To pass the NCLEX-PN, test takers must answer questions that show their competency and expertise in the following four areas:
- Safe and Effective Care Environments
- Health Promotion and Maintenance
- Psychosocial Integrity
- Physiological Integrity
State Licensure Requirements
Once you pass the exam, you must apply for state licensure before you can qualify for LPN jobs in New Jersey. Create an account with the New Jersey Division of Consumer Affairs and provide:
- Proof of identity, such as a driver’s license number, social security number (SSN), or individual taxpayer identification number (ITIN)
- Transcripts showing proof of graduation from an accredited training program
- Required information for fingerprint-based state and federal background checks
- A completed application form
- A recently-taken passport-style ID photo
- Payment of all necessary fees
After you receive your license, you can work as an LPN in NJ for two years before you have to recertify. LPNs in NJ must complete a minimum of 30 hours of state-approved continuing education courses to be eligible for license renewal.
Most LPN schools include a Basic Life Support (BLS) credential in the curriculum. If your chosen program lacked instruction and certification components that taught proper first aid, CPR, and AED use, you might need to receive additional training from the Red Cross or the American Heart Association.
LPN Salaries in NJ
On average, an LPN in NJ makes roughly $58,855 per year. However, the average LPN salary in Jew Jersey varies depending on which part of the state you live in. Check out the list below to learn about how much LPNs make in different New Jersey cities:
- Newark $59,798
- Atlantic City $53,704
- Jersey City $59,592
- Toms River $60,261
- Burlington $55,968
- Trenton $57,724
Specialized LPN jobs at New Jersey surgical centers and private hospitals sometimes pay closer to $70,000 per year. As they gain more experience and qualify for more advanced, higher-paying positions, LPNs in NJ might be able to earn as much as $90,000 per year or more.

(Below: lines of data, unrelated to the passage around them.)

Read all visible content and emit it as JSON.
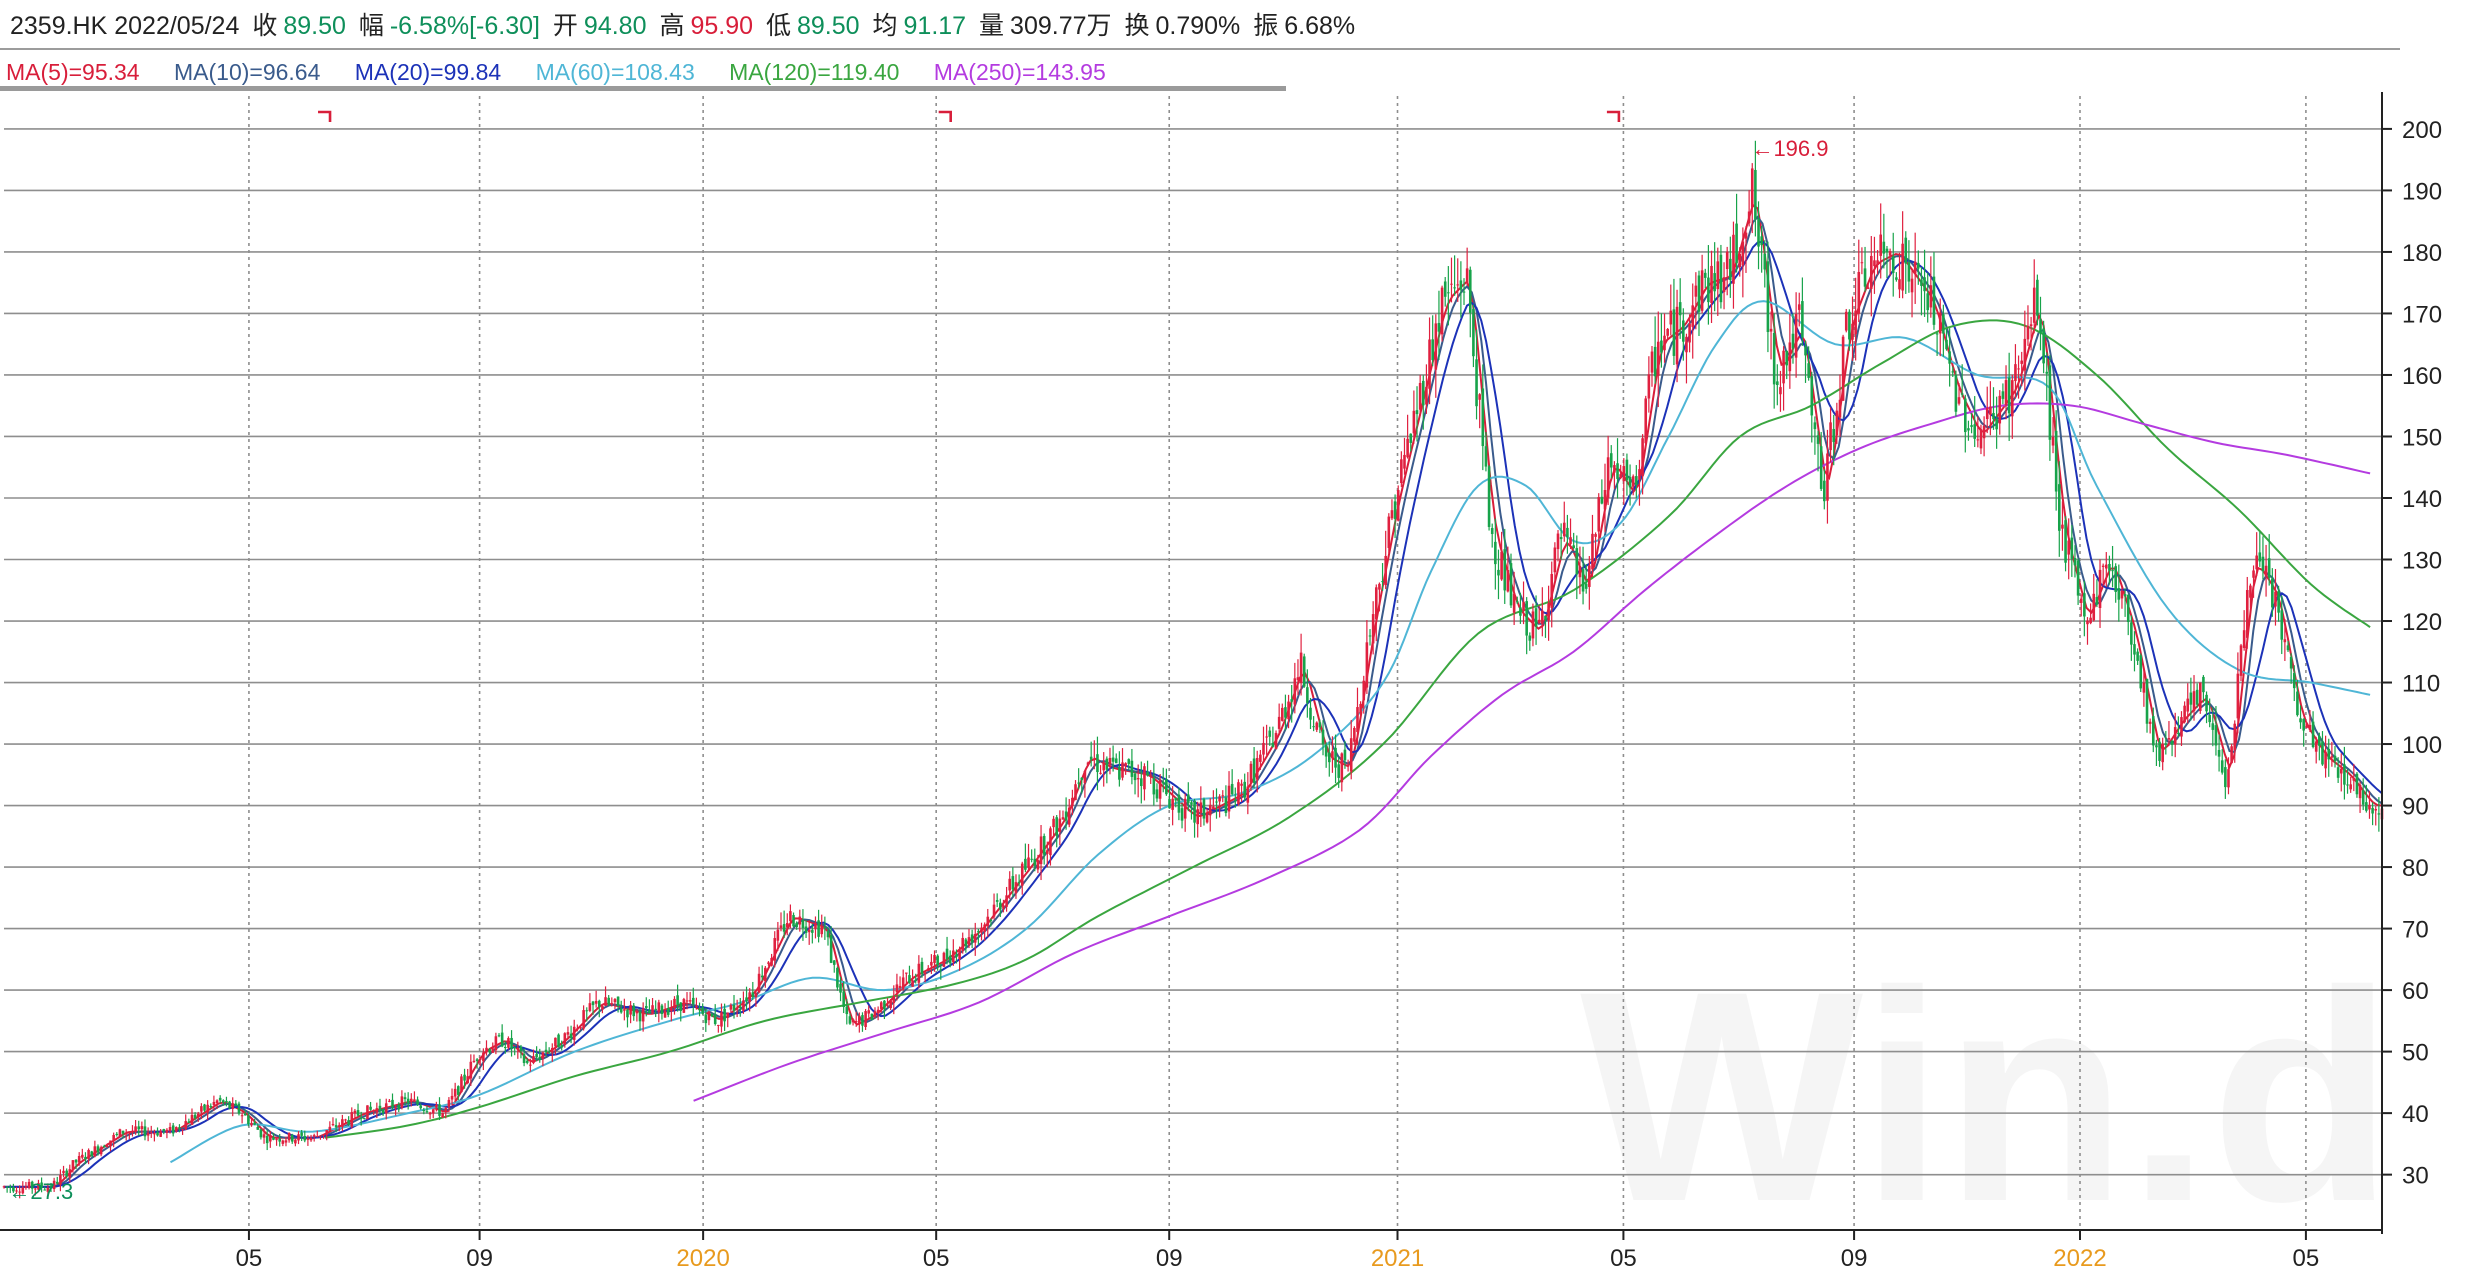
{
  "header": {
    "code_date": "2359.HK 2022/05/24",
    "close_label": "收",
    "close": "89.50",
    "change_label": "幅",
    "change": "-6.58%[-6.30]",
    "open_label": "开",
    "open": "94.80",
    "high_label": "高",
    "high": "95.90",
    "low_label": "低",
    "low": "89.50",
    "avg_label": "均",
    "avg": "91.17",
    "vol_label": "量",
    "vol": "309.77万",
    "turnover_label": "换",
    "turnover": "0.790%",
    "amp_label": "振",
    "amp": "6.68%"
  },
  "ma_legend": [
    {
      "text": "MA(5)=95.34",
      "color": "#d81e3a"
    },
    {
      "text": "MA(10)=96.64",
      "color": "#3a5b8c"
    },
    {
      "text": "MA(20)=99.84",
      "color": "#1c32b8"
    },
    {
      "text": "MA(60)=108.43",
      "color": "#4fb6d6"
    },
    {
      "text": "MA(120)=119.40",
      "color": "#3aa640"
    },
    {
      "text": "MA(250)=143.95",
      "color": "#b43be0"
    }
  ],
  "watermark": "Win.d",
  "chart_data": {
    "type": "line",
    "ylim": [
      21,
      206
    ],
    "y_ticks": [
      30,
      40,
      50,
      60,
      70,
      80,
      90,
      100,
      110,
      120,
      130,
      140,
      150,
      160,
      170,
      180,
      190,
      200
    ],
    "x_ticks": [
      {
        "label": "05",
        "t": 0.103,
        "year": false
      },
      {
        "label": "09",
        "t": 0.2,
        "year": false
      },
      {
        "label": "2020",
        "t": 0.294,
        "year": true
      },
      {
        "label": "05",
        "t": 0.392,
        "year": false
      },
      {
        "label": "09",
        "t": 0.49,
        "year": false
      },
      {
        "label": "2021",
        "t": 0.586,
        "year": true
      },
      {
        "label": "05",
        "t": 0.681,
        "year": false
      },
      {
        "label": "09",
        "t": 0.778,
        "year": false
      },
      {
        "label": "2022",
        "t": 0.873,
        "year": true
      },
      {
        "label": "05",
        "t": 0.968,
        "year": false
      }
    ],
    "annotations": [
      {
        "text": "←196.9",
        "t": 0.734,
        "y": 196.9,
        "kind": "high"
      },
      {
        "text": "←27.3",
        "t": 0.001,
        "y": 27.3,
        "kind": "low"
      }
    ],
    "price_path": [
      [
        0.0,
        28
      ],
      [
        0.02,
        28
      ],
      [
        0.03,
        32
      ],
      [
        0.05,
        37
      ],
      [
        0.07,
        37
      ],
      [
        0.09,
        42
      ],
      [
        0.1,
        40
      ],
      [
        0.11,
        36
      ],
      [
        0.13,
        36
      ],
      [
        0.15,
        40
      ],
      [
        0.17,
        42
      ],
      [
        0.185,
        40
      ],
      [
        0.2,
        50
      ],
      [
        0.21,
        52
      ],
      [
        0.22,
        48
      ],
      [
        0.235,
        52
      ],
      [
        0.25,
        58
      ],
      [
        0.27,
        56
      ],
      [
        0.285,
        58
      ],
      [
        0.3,
        55
      ],
      [
        0.315,
        60
      ],
      [
        0.33,
        72
      ],
      [
        0.345,
        70
      ],
      [
        0.355,
        54
      ],
      [
        0.365,
        56
      ],
      [
        0.38,
        62
      ],
      [
        0.395,
        65
      ],
      [
        0.41,
        70
      ],
      [
        0.43,
        80
      ],
      [
        0.445,
        88
      ],
      [
        0.455,
        98
      ],
      [
        0.465,
        96
      ],
      [
        0.48,
        95
      ],
      [
        0.5,
        88
      ],
      [
        0.52,
        92
      ],
      [
        0.535,
        102
      ],
      [
        0.545,
        113
      ],
      [
        0.555,
        98
      ],
      [
        0.565,
        96
      ],
      [
        0.575,
        120
      ],
      [
        0.585,
        140
      ],
      [
        0.595,
        156
      ],
      [
        0.605,
        172
      ],
      [
        0.615,
        176
      ],
      [
        0.625,
        135
      ],
      [
        0.635,
        122
      ],
      [
        0.645,
        118
      ],
      [
        0.655,
        134
      ],
      [
        0.665,
        125
      ],
      [
        0.675,
        146
      ],
      [
        0.685,
        140
      ],
      [
        0.695,
        165
      ],
      [
        0.705,
        168
      ],
      [
        0.715,
        175
      ],
      [
        0.725,
        176
      ],
      [
        0.735,
        190
      ],
      [
        0.745,
        160
      ],
      [
        0.755,
        168
      ],
      [
        0.765,
        140
      ],
      [
        0.775,
        168
      ],
      [
        0.785,
        178
      ],
      [
        0.795,
        180
      ],
      [
        0.81,
        172
      ],
      [
        0.82,
        158
      ],
      [
        0.83,
        150
      ],
      [
        0.845,
        158
      ],
      [
        0.855,
        172
      ],
      [
        0.865,
        135
      ],
      [
        0.875,
        120
      ],
      [
        0.885,
        130
      ],
      [
        0.895,
        118
      ],
      [
        0.905,
        98
      ],
      [
        0.915,
        104
      ],
      [
        0.925,
        108
      ],
      [
        0.935,
        94
      ],
      [
        0.945,
        130
      ],
      [
        0.955,
        124
      ],
      [
        0.965,
        104
      ],
      [
        0.975,
        98
      ],
      [
        0.985,
        95
      ],
      [
        0.995,
        90
      ]
    ],
    "series": [
      {
        "name": "MA(5)",
        "color": "#d81e3a",
        "lag": 0.004,
        "smooth": 1
      },
      {
        "name": "MA(10)",
        "color": "#3a5b8c",
        "lag": 0.008,
        "smooth": 2
      },
      {
        "name": "MA(20)",
        "color": "#1c32b8",
        "lag": 0.016,
        "smooth": 3
      },
      {
        "name": "MA(60)",
        "color": "#4fb6d6",
        "lag": 0.045,
        "smooth": 6,
        "start": 0.07,
        "points": [
          [
            0.07,
            32
          ],
          [
            0.1,
            38
          ],
          [
            0.13,
            37
          ],
          [
            0.17,
            40
          ],
          [
            0.2,
            43
          ],
          [
            0.24,
            50
          ],
          [
            0.28,
            55
          ],
          [
            0.31,
            58
          ],
          [
            0.34,
            62
          ],
          [
            0.37,
            60
          ],
          [
            0.4,
            63
          ],
          [
            0.43,
            70
          ],
          [
            0.46,
            82
          ],
          [
            0.49,
            90
          ],
          [
            0.52,
            92
          ],
          [
            0.55,
            98
          ],
          [
            0.58,
            110
          ],
          [
            0.6,
            128
          ],
          [
            0.62,
            142
          ],
          [
            0.64,
            142
          ],
          [
            0.66,
            133
          ],
          [
            0.68,
            136
          ],
          [
            0.7,
            150
          ],
          [
            0.72,
            165
          ],
          [
            0.74,
            172
          ],
          [
            0.77,
            165
          ],
          [
            0.8,
            166
          ],
          [
            0.83,
            160
          ],
          [
            0.86,
            158
          ],
          [
            0.88,
            142
          ],
          [
            0.91,
            122
          ],
          [
            0.94,
            112
          ],
          [
            0.97,
            110
          ],
          [
            0.995,
            108
          ]
        ]
      },
      {
        "name": "MA(120)",
        "color": "#3aa640",
        "lag": 0.09,
        "smooth": 10,
        "start": 0.135,
        "points": [
          [
            0.135,
            36
          ],
          [
            0.17,
            38
          ],
          [
            0.2,
            41
          ],
          [
            0.24,
            46
          ],
          [
            0.28,
            50
          ],
          [
            0.32,
            55
          ],
          [
            0.36,
            58
          ],
          [
            0.4,
            61
          ],
          [
            0.43,
            65
          ],
          [
            0.46,
            72
          ],
          [
            0.5,
            80
          ],
          [
            0.54,
            88
          ],
          [
            0.58,
            100
          ],
          [
            0.62,
            118
          ],
          [
            0.66,
            125
          ],
          [
            0.7,
            137
          ],
          [
            0.73,
            150
          ],
          [
            0.76,
            155
          ],
          [
            0.79,
            162
          ],
          [
            0.82,
            168
          ],
          [
            0.85,
            168
          ],
          [
            0.88,
            160
          ],
          [
            0.91,
            148
          ],
          [
            0.94,
            138
          ],
          [
            0.97,
            126
          ],
          [
            0.995,
            119
          ]
        ]
      },
      {
        "name": "MA(250)",
        "color": "#b43be0",
        "lag": 0.18,
        "smooth": 20,
        "start": 0.29,
        "points": [
          [
            0.29,
            42
          ],
          [
            0.33,
            48
          ],
          [
            0.37,
            53
          ],
          [
            0.41,
            58
          ],
          [
            0.45,
            66
          ],
          [
            0.49,
            72
          ],
          [
            0.53,
            78
          ],
          [
            0.57,
            86
          ],
          [
            0.6,
            98
          ],
          [
            0.63,
            108
          ],
          [
            0.66,
            115
          ],
          [
            0.69,
            125
          ],
          [
            0.72,
            134
          ],
          [
            0.75,
            142
          ],
          [
            0.78,
            148
          ],
          [
            0.81,
            152
          ],
          [
            0.84,
            155
          ],
          [
            0.87,
            155
          ],
          [
            0.9,
            152
          ],
          [
            0.93,
            149
          ],
          [
            0.96,
            147
          ],
          [
            0.995,
            144
          ]
        ]
      }
    ]
  }
}
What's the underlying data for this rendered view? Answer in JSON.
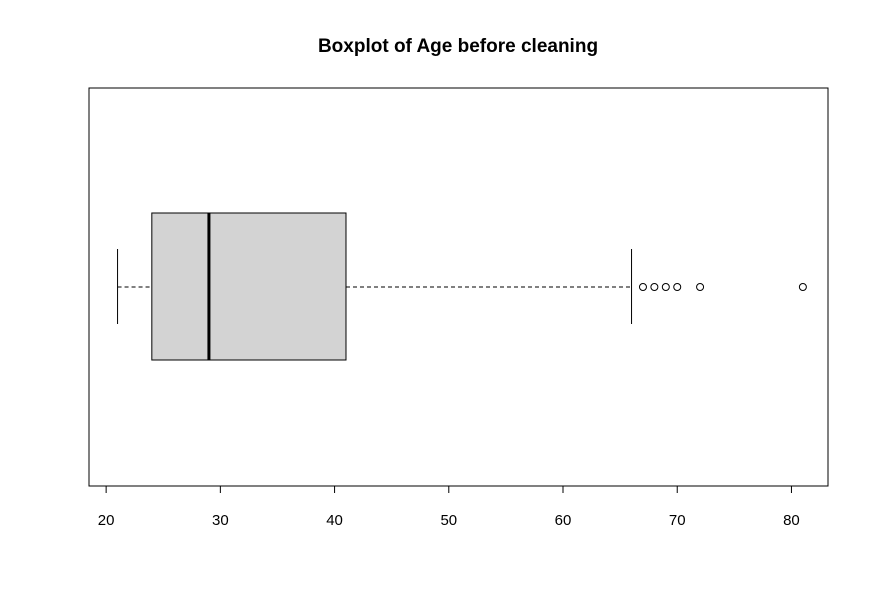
{
  "chart_data": {
    "type": "boxplot",
    "orientation": "horizontal",
    "title": "Boxplot of Age before cleaning",
    "xlabel": "",
    "ylabel": "",
    "xlim": [
      18.5,
      83.2
    ],
    "x_ticks": [
      20,
      30,
      40,
      50,
      60,
      70,
      80
    ],
    "x_tick_labels": [
      "20",
      "30",
      "40",
      "50",
      "60",
      "70",
      "80"
    ],
    "box": {
      "whisker_low": 21,
      "q1": 24,
      "median": 29,
      "q3": 41,
      "whisker_high": 66
    },
    "outliers": [
      67,
      68,
      69,
      70,
      72,
      81
    ],
    "box_fill": "#d3d3d3",
    "line_color": "#000000",
    "grid": false,
    "legend": "none"
  }
}
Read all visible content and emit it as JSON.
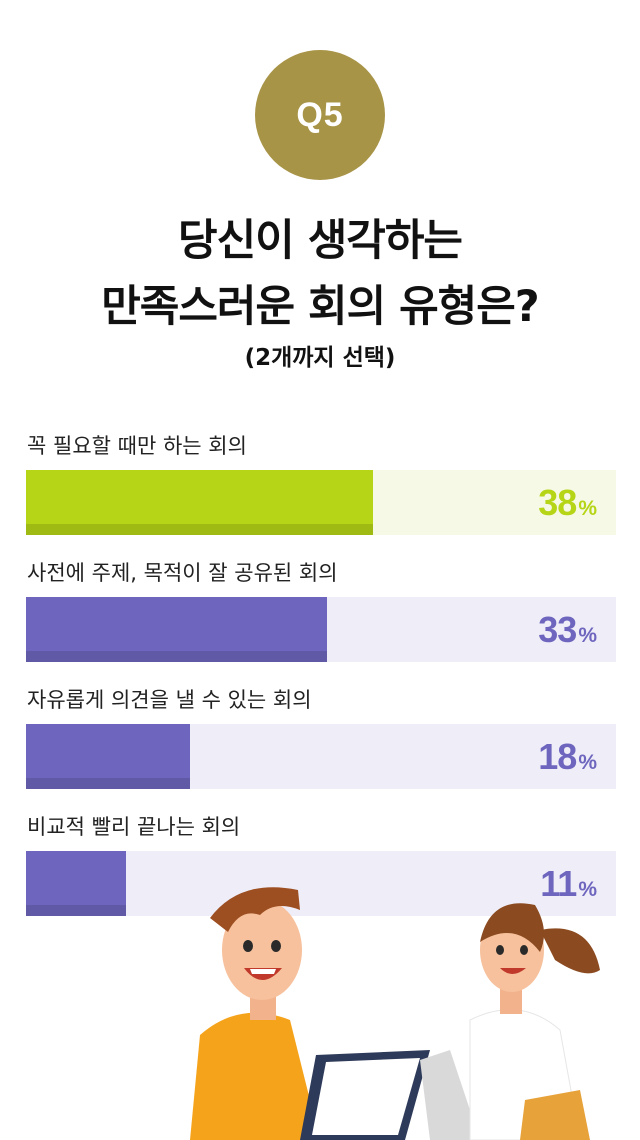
{
  "badge": {
    "text": "Q5",
    "color": "#a89447"
  },
  "header": {
    "title_line1": "당신이 생각하는",
    "title_line2": "만족스러운 회의 유형은?",
    "subtitle": "(2개까지 선택)"
  },
  "chart_data": {
    "type": "bar",
    "orientation": "horizontal",
    "title": "당신이 생각하는 만족스러운 회의 유형은?",
    "categories": [
      "꼭 필요할 때만 하는 회의",
      "사전에 주제, 목적이 잘 공유된 회의",
      "자유롭게 의견을 낼 수 있는 회의",
      "비교적 빨리 끝나는 회의"
    ],
    "values": [
      38,
      33,
      18,
      11
    ],
    "unit": "%",
    "xlim": [
      0,
      100
    ],
    "colors": [
      "#b5d516",
      "#6e66be",
      "#6e66be",
      "#6e66be"
    ],
    "track_colors": [
      "#f6f9e6",
      "#efeef8",
      "#efeef8",
      "#efeef8"
    ]
  }
}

Employees working LPN jobs in New Jersey perform various patient care tasks while under the supervision of a registered nurse. Depending on whether they work in a hospital, nursing facility, or specialized medical center, these healthcare professionals typically perform duties like:
- Gathering supplies that doctors, nurses, and physician assistants need to perform medical procedures
- Monitoring patients’ blood pressure, body temperature, heart rate, and other vital signs
- Dispensing and administering medications
- Collecting blood and fluid samples alongside phlebotomy techs
- Helping patients bathe, groom, and dress themselves as needed
- Tracking a patient’s progress after treatments
- Informing RNs about changes in a patient’s medical condition
- Updating medical charts
Like many jobs in the healthcare industry, LPN jobs tend to increase in demand as experienced professionals move on to other medical careers. Reports from the Bureau of Labor Statistics suggest that LPN job openings are likely to increase by about six percent over the next ten years, possibly because of LPNs obtaining additional degrees or certifications and becoming registered nurses.